A language model is a type of artificial intelligence model that is trained on a large corpus of text and can generate human-like language. In the video, the Lamini Plan T5 language model is employed to understand and summarize documents. It is a key component of the application, demonstrating the capability of such models to process and generate text based on provided input.

Open Source

Open source refers to software whose source code is available to the public, allowing anyone to view, use, modify, and distribute the software freely. The video emphasizes the use of open-source models like Lamini Plan T5, which means that developers can build applications without relying on proprietary APIs or paying for usage, promoting accessibility and community contribution.

API Keys

API keys are unique identifiers used to authenticate requests to an API (Application Programming Interface). In the context of the video, the author mentions not needing API keys to build the application, as they are using open-source models and not relying on services like OpenAI, which typically require API keys for access.

Hugging Face

Hugging Face is a company that provides a platform for developers to share and collaborate on state-of-the-art natural language processing models. In the video, the author refers to Hugging Face as the platform where the Lamini Plan T5 model is hosted, and it is used to access the model for the summarization application.

Fine-tuning

Fine-tuning is a technique in machine learning where a pre-trained model is further trained on a specific task to improve its performance on that task. The Lamini Plan T5 model mentioned in the video is an example of a fine-tuned model, which has been trained on the Flan T5 base model and then further trained on a specific dataset to perform summarization.

Pipelines

In the context of machine learning and natural language processing, pipelines refer to a sequence of processing steps that data goes through. The video mentions the use of pipelines for summarization and text generation, which are part of the Lamini Plan T5 model's capabilities. These pipelines allow for the structured processing of text data to produce summaries or generate new text.

Fast API

Fast API is a modern, fast web framework for building APIs with Python. Although not directly used in the current application shown in the video, the author mentions plans to use Fast API to create an API for the document summarization application in a future video. Fast API is known for its performance and ease of use, making it a suitable choice for building APIs.

Highlights

Introduction of a streamlit application to summarize documents using the Lamini Plan T5 language model with 248 million parameters.

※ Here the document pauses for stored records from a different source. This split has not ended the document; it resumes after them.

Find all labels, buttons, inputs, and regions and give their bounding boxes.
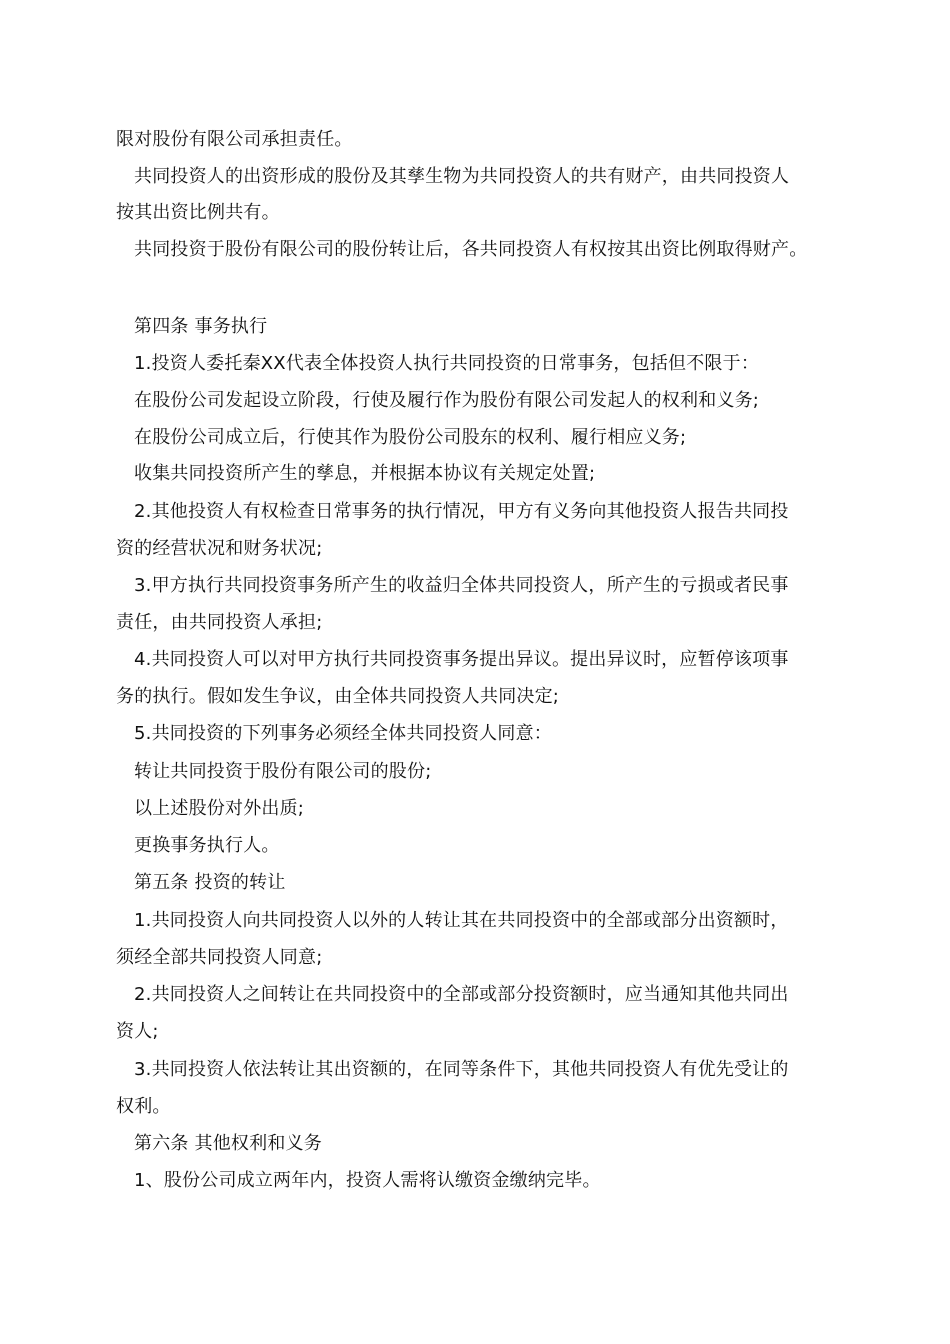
paragraph-line: 责任，由共同投资人承担; <box>116 612 323 633</box>
paragraph-line: 在股份公司发起设立阶段，行使及履行作为股份有限公司发起人的权利和义务; <box>134 390 760 411</box>
paragraph-line: 资的经营状况和财务状况; <box>116 538 323 559</box>
paragraph-line: 更换事务执行人。 <box>134 835 280 856</box>
paragraph-line: 2.共同投资人之间转让在共同投资中的全部或部分投资额时，应当通知其他共同出 <box>134 984 789 1005</box>
paragraph-line: 1.投资人委托秦XX代表全体投资人执行共同投资的日常事务，包括但不限于： <box>134 353 760 374</box>
paragraph-line: 3.共同投资人依法转让其出资额的，在同等条件下，其他共同投资人有优先受让的 <box>134 1059 789 1080</box>
section-heading: 第四条 事务执行 <box>134 316 268 337</box>
section-heading: 第五条 投资的转让 <box>134 872 286 893</box>
paragraph-line: 转让共同投资于股份有限公司的股份; <box>134 761 432 782</box>
paragraph-line: 4.共同投资人可以对甲方执行共同投资事务提出异议。提出异议时，应暂停该项事 <box>134 649 789 670</box>
section-heading: 第六条 其他权利和义务 <box>134 1133 322 1154</box>
paragraph-line: 以上述股份对外出质; <box>134 798 305 819</box>
paragraph-line: 5.共同投资的下列事务必须经全体共同投资人同意： <box>134 723 552 744</box>
paragraph-line: 共同投资于股份有限公司的股份转让后，各共同投资人有权按其出资比例取得财产。 <box>134 239 808 260</box>
paragraph-line: 按其出资比例共有。 <box>116 202 280 223</box>
paragraph-line: 共同投资人的出资形成的股份及其孳生物为共同投资人的共有财产，由共同投资人 <box>134 166 790 187</box>
paragraph-line: 3.甲方执行共同投资事务所产生的收益归全体共同投资人，所产生的亏损或者民事 <box>134 575 789 596</box>
paragraph-line: 在股份公司成立后，行使其作为股份公司股东的权利、履行相应义务; <box>134 427 687 448</box>
paragraph-line: 务的执行。假如发生争议，由全体共同投资人共同决定; <box>116 686 560 707</box>
paragraph-line: 收集共同投资所产生的孳息，并根据本协议有关规定处置; <box>134 463 596 484</box>
paragraph-line: 1.共同投资人向共同投资人以外的人转让其在共同投资中的全部或部分出资额时， <box>134 910 789 931</box>
paragraph-line: 权利。 <box>116 1096 171 1117</box>
paragraph-line: 2.其他投资人有权检查日常事务的执行情况，甲方有义务向其他投资人报告共同投 <box>134 501 789 522</box>
paragraph-line: 限对股份有限公司承担责任。 <box>116 129 353 150</box>
paragraph-line: 1、股份公司成立两年内，投资人需将认缴资金缴纳完毕。 <box>134 1170 601 1191</box>
paragraph-line: 资人; <box>116 1021 159 1042</box>
paragraph-line: 须经全部共同投资人同意; <box>116 947 323 968</box>
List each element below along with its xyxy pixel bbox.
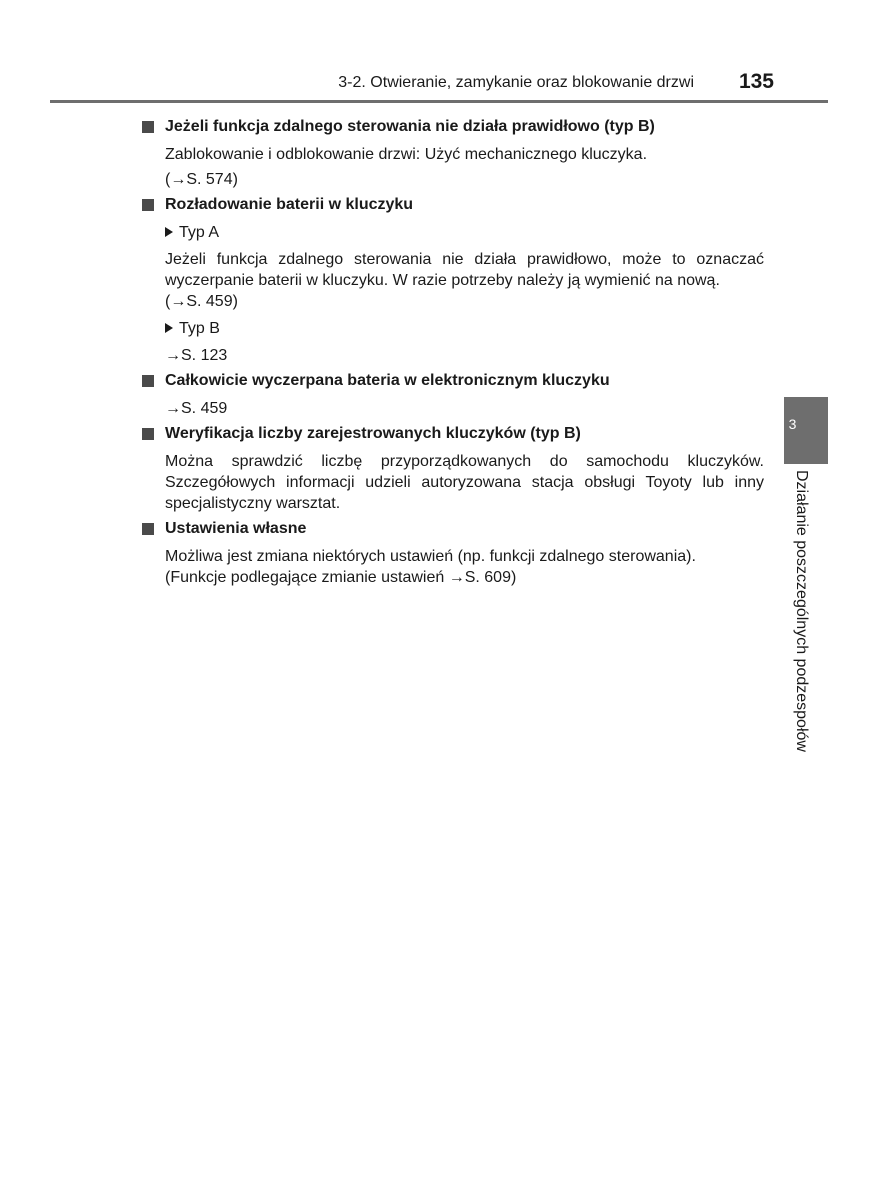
section-remote-not-working	[142, 116, 764, 190]
square-bullet-icon	[142, 375, 154, 387]
page-reference: (Funkcje podlegające zmianie ustawień →S. 609)	[165, 569, 517, 586]
section-heading: Ustawienia własne	[142, 518, 764, 540]
square-bullet-icon	[142, 428, 154, 440]
chapter-tab	[784, 397, 828, 464]
square-bullet-icon	[142, 523, 154, 535]
subtype-label: Typ B	[142, 318, 764, 339]
section-battery-discharge	[142, 194, 764, 366]
page-reference: →S. 123	[165, 347, 228, 364]
chapter-label: Działanie poszczególnych podzespołów	[793, 470, 810, 752]
page-reference: (→S. 574)	[165, 171, 238, 188]
section-heading: Weryfikacja liczby zarejestrowanych kluczyków (typ B)	[142, 423, 764, 445]
square-bullet-icon	[142, 199, 154, 211]
section-heading: Jeżeli funkcja zdalnego sterowania nie działa prawidłowo (typ B)	[142, 116, 764, 138]
triangle-bullet-icon	[165, 227, 173, 237]
paragraph: Jeżeli funkcja zdalnego sterowania nie działa prawidłowo, może to oznaczać wyczerpanie baterii w kluczyku. W razie potrzeby należy ją wymienić na nową.	[165, 251, 764, 289]
chapter-number: 3	[788, 416, 797, 432]
header-divider	[50, 100, 828, 103]
square-bullet-icon	[142, 121, 154, 133]
page-number: 135	[738, 70, 774, 93]
section-custom-settings	[142, 518, 764, 588]
section-title: 3-2. Otwieranie, zamykanie oraz blokowanie drzwi	[338, 74, 694, 91]
paragraph: Możliwa jest zmiana niektórych ustawień (np. funkcji zdalnego sterowania).	[165, 548, 696, 565]
paragraph: Zablokowanie i odblokowanie drzwi: Użyć mechanicznego kluczyka.	[165, 146, 648, 163]
page-reference: →S. 459	[165, 400, 228, 417]
section-depleted-battery	[142, 370, 764, 419]
subtype-label: Typ A	[142, 222, 764, 243]
section-heading: Całkowicie wyczerpana bateria w elektronicznym kluczyku	[142, 370, 764, 392]
triangle-bullet-icon	[165, 323, 173, 333]
page-content	[142, 112, 764, 588]
section-key-verification	[142, 423, 764, 514]
page-reference: (→S. 459)	[165, 293, 238, 310]
paragraph: Można sprawdzić liczbę przyporządkowanych do samochodu kluczyków. Szczegółowych informacji udzieli autoryzowana stacja obsługi Toyoty lub inny specjalistyczny warsztat.	[165, 453, 764, 512]
section-heading: Rozładowanie baterii w kluczyku	[142, 194, 764, 216]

The application is completely open source and does not rely on OpenAI or API keys.

Lamini Plan T5 is an underrated language model fine-tuned on Google's Plan T5.

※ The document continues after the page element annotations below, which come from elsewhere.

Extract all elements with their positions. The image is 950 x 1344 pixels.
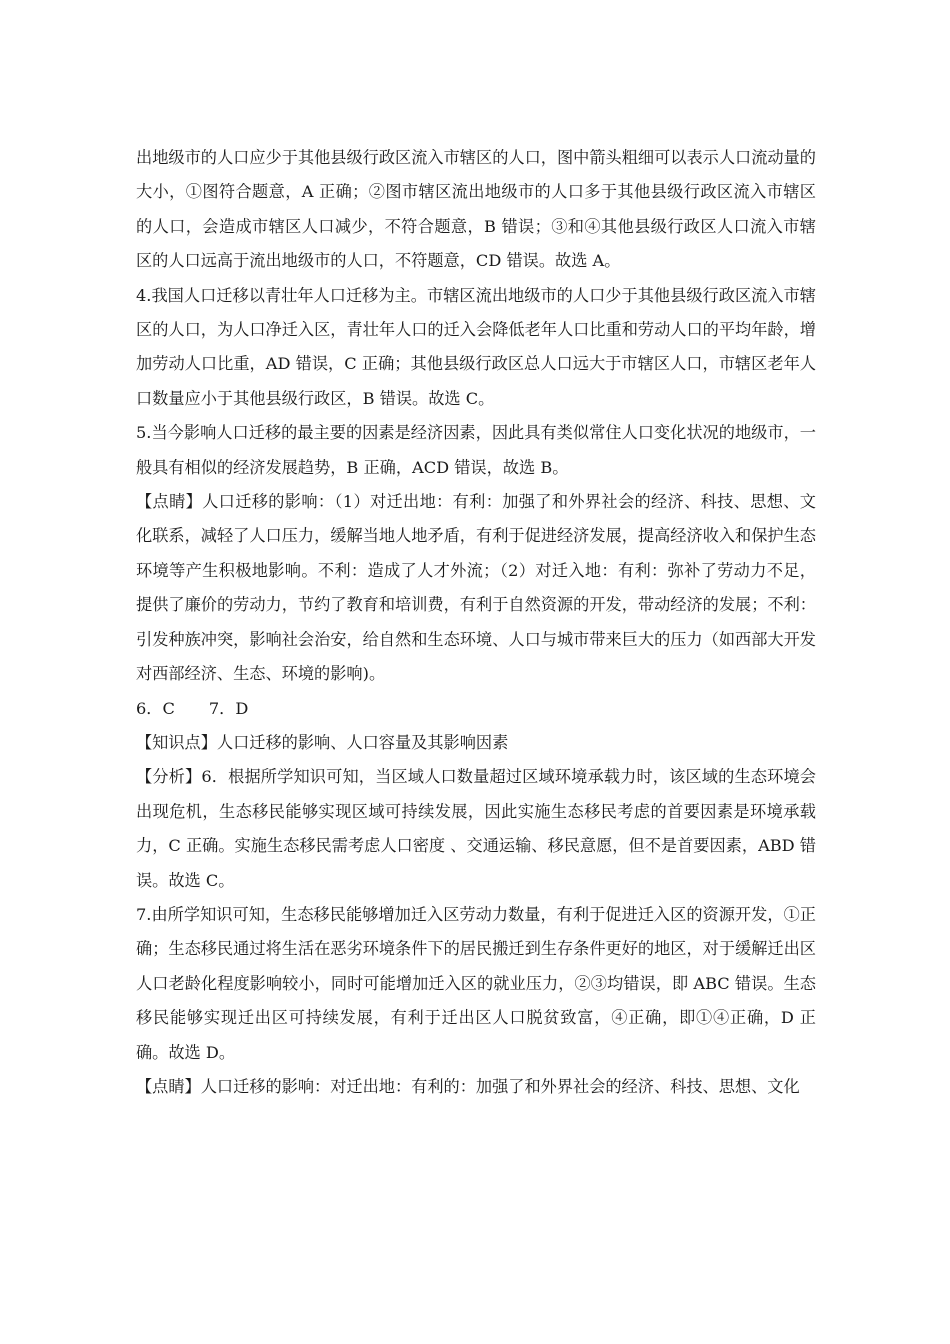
paragraph-tip-migration-impact: 【点睛】人口迁移的影响：（1）对迁出地：有利：加强了和外界社会的经济、科技、思想、文化联系，减轻了人口压力，缓解当地人地矛盾，有利于促进经济发展，提高经济收入和保护生态环境等产生积极地影响。不利：造成了人才外流；（2）对迁入地：有利：弥补了劳动力不足，提供了廉价的劳动力，节约了教育和培训费，有利于自然资源的开发，带动经济的发展；不利：引发种族冲突，影响社会治安，给自然和生态环境、人口与城市带来巨大的压力（如西部大开发对西部经济、生态、环境的影响)。 [136, 492, 816, 684]
answers-line [136, 692, 816, 726]
paragraph-q5-explanation: 5.当今影响人口迁移的最主要的因素是经济因素，因此具有类似常住人口变化状况的地级市，一般具有相似的经济发展趋势，B 正确，ACD 错误，故选 B。 [136, 423, 816, 477]
paragraph-q3-continued: 出地级市的人口应少于其他县级行政区流入市辖区的人口，图中箭头粗细可以表示人口流动量的大小，①图符合题意，A 正确；②图市辖区流出地级市的人口多于其他县级行政区流入市辖区的人口，会造成市辖区人口减少，不符合题意，B 错误；③和④其他县级行政区人口流入市辖区的人口远高于流出地级市的人口，不符题意，CD 错误。故选 A。 [136, 148, 816, 271]
paragraph-q7-analysis: 7.由所学知识可知，生态移民能够增加迁入区劳动力数量，有利于促进迁入区的资源开发，①正确；生态移民通过将生活在恶劣环境条件下的居民搬迁到生存条件更好的地区，对于缓解迁出区人口老龄化程度影响较小，同时可能增加迁入区的就业压力，②③均错误，即 ABC 错误。生态移民能够实现迁出区可持续发展，有利于迁出区人口脱贫致富，④正确，即①④正确，D 正确。故选 D。 [136, 904, 816, 1062]
paragraph-q6-analysis: 【分析】6．根据所学知识可知，当区域人口数量超过区域环境承载力时，该区域的生态环境会出现危机，生态移民能够实现区域可持续发展，因此实施生态移民考虑的首要因素是环境承载力，C 正确。实施生态移民需考虑人口密度 、交通运输、移民意愿，但不是首要因素，ABD 错误。故选 C。 [136, 767, 816, 890]
paragraph-knowledge-points: 【知识点】人口迁移的影响、人口容量及其影响因素 [136, 732, 509, 752]
paragraph-tip-migration-impact-2: 【点睛】人口迁移的影响：对迁出地：有利的：加强了和外界社会的经济、科技、思想、文化 [136, 1076, 800, 1096]
paragraph-q4-explanation: 4.我国人口迁移以青壮年人口迁移为主。市辖区流出地级市的人口少于其他县级行政区流入市辖区的人口，为人口净迁入区，青壮年人口的迁入会降低老年人口比重和劳动人口的平均年龄，增加劳动人口比重，AD 错误，C 正确；其他县级行政区总人口远大于市辖区人口，市辖区老年人口数量应小于其他县级行政区，B 错误。故选 C。 [136, 285, 816, 408]
answer-q6: 6．C [136, 698, 175, 718]
document-body [136, 141, 816, 1104]
answer-q7: 7．D [208, 698, 249, 718]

The video will demonstrate leveraging the summarization pipeline directly from Hugging Face.

Mention of the Mohammed bin Zayed University of Artificial Intelligence as a leading institution in AI research and education.

The university's development of the fine-tuned Lamini model used in the application.

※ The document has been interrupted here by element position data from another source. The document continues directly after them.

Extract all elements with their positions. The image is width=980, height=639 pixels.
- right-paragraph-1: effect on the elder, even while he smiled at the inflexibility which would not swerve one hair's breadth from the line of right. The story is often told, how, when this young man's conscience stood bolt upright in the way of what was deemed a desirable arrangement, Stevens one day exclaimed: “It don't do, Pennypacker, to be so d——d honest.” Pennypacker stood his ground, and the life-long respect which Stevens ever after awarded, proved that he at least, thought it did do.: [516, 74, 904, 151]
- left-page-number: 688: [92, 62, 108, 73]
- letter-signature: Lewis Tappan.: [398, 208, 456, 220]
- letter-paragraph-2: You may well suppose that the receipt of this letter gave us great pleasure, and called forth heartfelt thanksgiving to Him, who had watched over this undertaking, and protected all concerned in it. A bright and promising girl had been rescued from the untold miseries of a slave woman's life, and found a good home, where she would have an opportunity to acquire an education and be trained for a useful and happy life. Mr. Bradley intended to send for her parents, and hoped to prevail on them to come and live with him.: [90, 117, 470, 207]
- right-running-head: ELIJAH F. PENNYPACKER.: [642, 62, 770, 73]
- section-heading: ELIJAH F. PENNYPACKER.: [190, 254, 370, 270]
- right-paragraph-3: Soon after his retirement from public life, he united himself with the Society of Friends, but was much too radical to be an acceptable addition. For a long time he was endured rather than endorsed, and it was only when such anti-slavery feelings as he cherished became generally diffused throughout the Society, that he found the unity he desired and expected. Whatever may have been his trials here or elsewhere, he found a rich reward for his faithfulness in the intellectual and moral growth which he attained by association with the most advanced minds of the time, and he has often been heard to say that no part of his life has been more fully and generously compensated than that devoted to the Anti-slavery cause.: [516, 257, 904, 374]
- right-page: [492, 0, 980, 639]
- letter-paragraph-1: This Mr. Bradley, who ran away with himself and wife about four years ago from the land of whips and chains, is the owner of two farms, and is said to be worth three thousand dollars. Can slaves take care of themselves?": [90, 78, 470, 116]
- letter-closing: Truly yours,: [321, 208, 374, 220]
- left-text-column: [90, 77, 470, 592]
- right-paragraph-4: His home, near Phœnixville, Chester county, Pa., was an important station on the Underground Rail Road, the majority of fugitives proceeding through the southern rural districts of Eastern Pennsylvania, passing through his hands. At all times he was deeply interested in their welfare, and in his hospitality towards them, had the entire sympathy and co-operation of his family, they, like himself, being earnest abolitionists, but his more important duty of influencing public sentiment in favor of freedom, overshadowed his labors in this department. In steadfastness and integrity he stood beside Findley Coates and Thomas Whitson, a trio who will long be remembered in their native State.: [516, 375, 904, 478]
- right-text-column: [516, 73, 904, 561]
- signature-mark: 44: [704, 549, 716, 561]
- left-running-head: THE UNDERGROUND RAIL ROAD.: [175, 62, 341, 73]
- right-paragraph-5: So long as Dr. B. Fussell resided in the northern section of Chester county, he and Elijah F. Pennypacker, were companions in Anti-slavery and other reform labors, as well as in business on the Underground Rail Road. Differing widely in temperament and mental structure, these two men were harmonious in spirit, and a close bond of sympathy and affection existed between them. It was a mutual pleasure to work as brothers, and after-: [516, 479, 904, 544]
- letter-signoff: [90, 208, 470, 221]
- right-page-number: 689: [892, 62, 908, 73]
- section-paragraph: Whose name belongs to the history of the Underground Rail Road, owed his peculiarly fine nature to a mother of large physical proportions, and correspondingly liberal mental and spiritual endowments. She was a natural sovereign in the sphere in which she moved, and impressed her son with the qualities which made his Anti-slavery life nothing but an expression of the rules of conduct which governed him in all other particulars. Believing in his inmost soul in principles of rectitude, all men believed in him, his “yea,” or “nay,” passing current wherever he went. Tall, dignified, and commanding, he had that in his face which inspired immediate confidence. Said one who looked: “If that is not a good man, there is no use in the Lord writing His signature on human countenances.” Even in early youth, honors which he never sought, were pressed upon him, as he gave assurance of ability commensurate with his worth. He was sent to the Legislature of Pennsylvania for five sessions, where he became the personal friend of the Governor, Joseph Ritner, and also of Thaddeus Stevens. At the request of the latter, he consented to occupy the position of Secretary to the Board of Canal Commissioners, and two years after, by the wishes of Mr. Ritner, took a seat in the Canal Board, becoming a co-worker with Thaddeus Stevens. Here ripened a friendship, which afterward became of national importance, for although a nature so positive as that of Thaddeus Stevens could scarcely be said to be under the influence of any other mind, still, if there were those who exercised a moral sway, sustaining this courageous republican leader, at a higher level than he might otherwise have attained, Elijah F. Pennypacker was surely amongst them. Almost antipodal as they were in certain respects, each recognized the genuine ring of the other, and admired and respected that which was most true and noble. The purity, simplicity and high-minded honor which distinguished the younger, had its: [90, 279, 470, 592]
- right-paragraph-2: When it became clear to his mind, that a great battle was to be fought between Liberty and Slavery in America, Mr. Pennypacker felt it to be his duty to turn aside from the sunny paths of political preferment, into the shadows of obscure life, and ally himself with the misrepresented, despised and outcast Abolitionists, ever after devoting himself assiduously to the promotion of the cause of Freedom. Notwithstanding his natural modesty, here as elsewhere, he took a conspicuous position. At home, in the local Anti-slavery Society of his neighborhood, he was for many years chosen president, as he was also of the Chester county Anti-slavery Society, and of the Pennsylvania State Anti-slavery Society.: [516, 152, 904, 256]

The model contains 2.58 samples for instruction fine-tuning.

The application will be built using Streamlit, focusing on Lamini Plan T5 for summarization.

Explanation of how to load the model and tokenizer locally for privacy and independence from the internet.

Use of LangChain for text splitting and document loading, with a preference for its excellent documentation.

The process of creating a Streamlit application with a user-friendly interface for document summarization.

Demonstration of uploading a PDF file and using the summarization function to generate a summary.

The ability of the Lamini Plan T5 model to perform abstractive summarization and paraphrasing.

Potential for extending the application to include text generation pipelines and other file formats.

Future plans to create an API and web application using FastAPI for a more polished user experience.

Emphasis on the importance of using vector databases like ChromaDB for text generation and embeddings.

Conclusion and invitation for collaboration on extending the application and creating more project-based videos.